On Sept. 1, the District Board of Directors and the Snoqualmie Education Association agreed to a new three-year labor contract that will boost teachers' salaries by 10 percent over the next three years. Formal bargaining began in April.
Art Galloway, Snoqualmie Education Association president and a social studies and traffic safety teacher at Mount Si High School, said the district and the association worked really hard since last spring to address mutual interests, the main one being a competitive salary that will attract and maintain quality teachers in the Snoqualmie Valley School District.
"Our goal was to become more competitive in neighboring school districts and we made a lot of progress in that and we were really pleased that the district and teachers association both worked hard on that mutual interest," Galloway said. "When someone's looking for a job in Issaquah, Lake Washington, Mercer Island [school districts]-we can attract those people here. [Historically], our salaries have not compared with those places and now our salaries are more competitive. We certainly are a lot closer."

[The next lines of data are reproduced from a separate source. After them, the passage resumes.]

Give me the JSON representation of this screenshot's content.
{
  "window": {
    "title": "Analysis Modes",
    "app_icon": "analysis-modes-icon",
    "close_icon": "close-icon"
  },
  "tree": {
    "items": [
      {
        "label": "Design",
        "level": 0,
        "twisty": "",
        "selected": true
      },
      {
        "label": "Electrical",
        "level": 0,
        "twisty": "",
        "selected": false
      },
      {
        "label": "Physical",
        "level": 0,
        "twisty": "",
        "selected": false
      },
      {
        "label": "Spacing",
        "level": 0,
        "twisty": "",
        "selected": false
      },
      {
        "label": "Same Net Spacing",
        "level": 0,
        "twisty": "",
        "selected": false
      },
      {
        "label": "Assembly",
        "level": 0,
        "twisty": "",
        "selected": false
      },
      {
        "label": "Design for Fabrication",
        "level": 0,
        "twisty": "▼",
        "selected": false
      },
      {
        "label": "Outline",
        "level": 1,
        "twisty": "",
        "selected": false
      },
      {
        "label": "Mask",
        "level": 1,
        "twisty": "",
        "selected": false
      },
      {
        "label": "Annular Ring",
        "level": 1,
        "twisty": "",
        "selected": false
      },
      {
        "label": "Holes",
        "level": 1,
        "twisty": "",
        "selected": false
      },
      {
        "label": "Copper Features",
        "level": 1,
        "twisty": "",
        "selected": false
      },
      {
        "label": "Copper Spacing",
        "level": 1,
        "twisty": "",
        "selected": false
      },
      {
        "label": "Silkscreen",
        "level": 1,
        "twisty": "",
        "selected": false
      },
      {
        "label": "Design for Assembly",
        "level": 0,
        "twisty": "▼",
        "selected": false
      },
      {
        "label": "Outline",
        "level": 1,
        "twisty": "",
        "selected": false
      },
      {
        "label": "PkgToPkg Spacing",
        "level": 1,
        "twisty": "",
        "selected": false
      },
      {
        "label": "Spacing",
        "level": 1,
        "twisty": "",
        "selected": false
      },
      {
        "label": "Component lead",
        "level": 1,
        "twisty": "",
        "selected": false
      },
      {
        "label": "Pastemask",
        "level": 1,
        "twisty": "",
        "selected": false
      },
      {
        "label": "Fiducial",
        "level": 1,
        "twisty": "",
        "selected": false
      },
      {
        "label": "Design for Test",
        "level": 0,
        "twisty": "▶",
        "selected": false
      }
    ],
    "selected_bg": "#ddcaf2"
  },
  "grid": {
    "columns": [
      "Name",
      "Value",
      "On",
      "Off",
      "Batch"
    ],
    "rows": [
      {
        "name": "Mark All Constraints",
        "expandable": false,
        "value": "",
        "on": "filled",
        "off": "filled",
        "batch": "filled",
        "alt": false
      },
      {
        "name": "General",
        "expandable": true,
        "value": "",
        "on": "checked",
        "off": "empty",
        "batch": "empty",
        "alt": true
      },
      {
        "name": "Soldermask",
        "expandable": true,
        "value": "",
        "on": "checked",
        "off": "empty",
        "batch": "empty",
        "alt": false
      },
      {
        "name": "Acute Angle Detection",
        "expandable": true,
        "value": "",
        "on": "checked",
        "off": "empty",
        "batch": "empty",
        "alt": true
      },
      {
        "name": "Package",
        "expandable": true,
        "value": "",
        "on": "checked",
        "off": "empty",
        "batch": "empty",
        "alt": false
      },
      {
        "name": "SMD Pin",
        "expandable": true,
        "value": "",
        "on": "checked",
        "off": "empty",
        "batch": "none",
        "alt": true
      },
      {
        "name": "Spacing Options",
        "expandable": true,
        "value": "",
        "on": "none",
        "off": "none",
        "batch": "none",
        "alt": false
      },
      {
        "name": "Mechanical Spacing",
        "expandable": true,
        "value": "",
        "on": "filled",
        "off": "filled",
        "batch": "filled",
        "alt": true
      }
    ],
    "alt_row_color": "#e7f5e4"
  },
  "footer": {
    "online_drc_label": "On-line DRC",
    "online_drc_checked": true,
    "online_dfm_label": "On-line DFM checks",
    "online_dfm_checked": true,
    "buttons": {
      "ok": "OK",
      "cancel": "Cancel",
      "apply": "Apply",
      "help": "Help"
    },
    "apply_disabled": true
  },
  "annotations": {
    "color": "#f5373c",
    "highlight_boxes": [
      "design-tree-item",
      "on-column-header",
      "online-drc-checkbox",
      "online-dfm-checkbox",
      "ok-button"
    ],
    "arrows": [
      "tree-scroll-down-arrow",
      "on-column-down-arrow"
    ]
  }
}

Galloway said the new contract also reduced the amount of out-of-pocket expenses teachers pay for health care.
The new contract includes a 5.5-percent increase in salaries for the 2005-2006 school year and 2.7 percent for the 2006-2007 school year. The third year of the contract will vary somewhat depending on what the state Legislature does for education funding in that year.
The compensation for the 2005-2006 school year includes 1.2 percent from the state and 4.3 percent in local levy dollars. To help fund the first year increase the district will commit approximately $500,000 of the general fund reserve. The contract calls for additional compensation for increasing professional responsibilities.
The new contract also includes increased district contributions of $296,000 to the employee insurance pool over the three-year contract, increased release time or compensation for special education teachers based on class size, caseload and an increase to professional improvement funding that reflects the increase in the size of the teaching staff from three years ago.
School board president Rick Krona said that while salaries are now more competitive, the district will have to deal with a tighter pocketbook.
"We knew this was coming up, we knew we had to get competitive. We are going to have to review the program and shift some priorities. We may be delaying some things and we may be changing how we operate in other ways," Krona said.
The district will now focus on restoring the general reserve balance so funds are available for projects on the horizon such as the third middle school, which will require $1.5 million.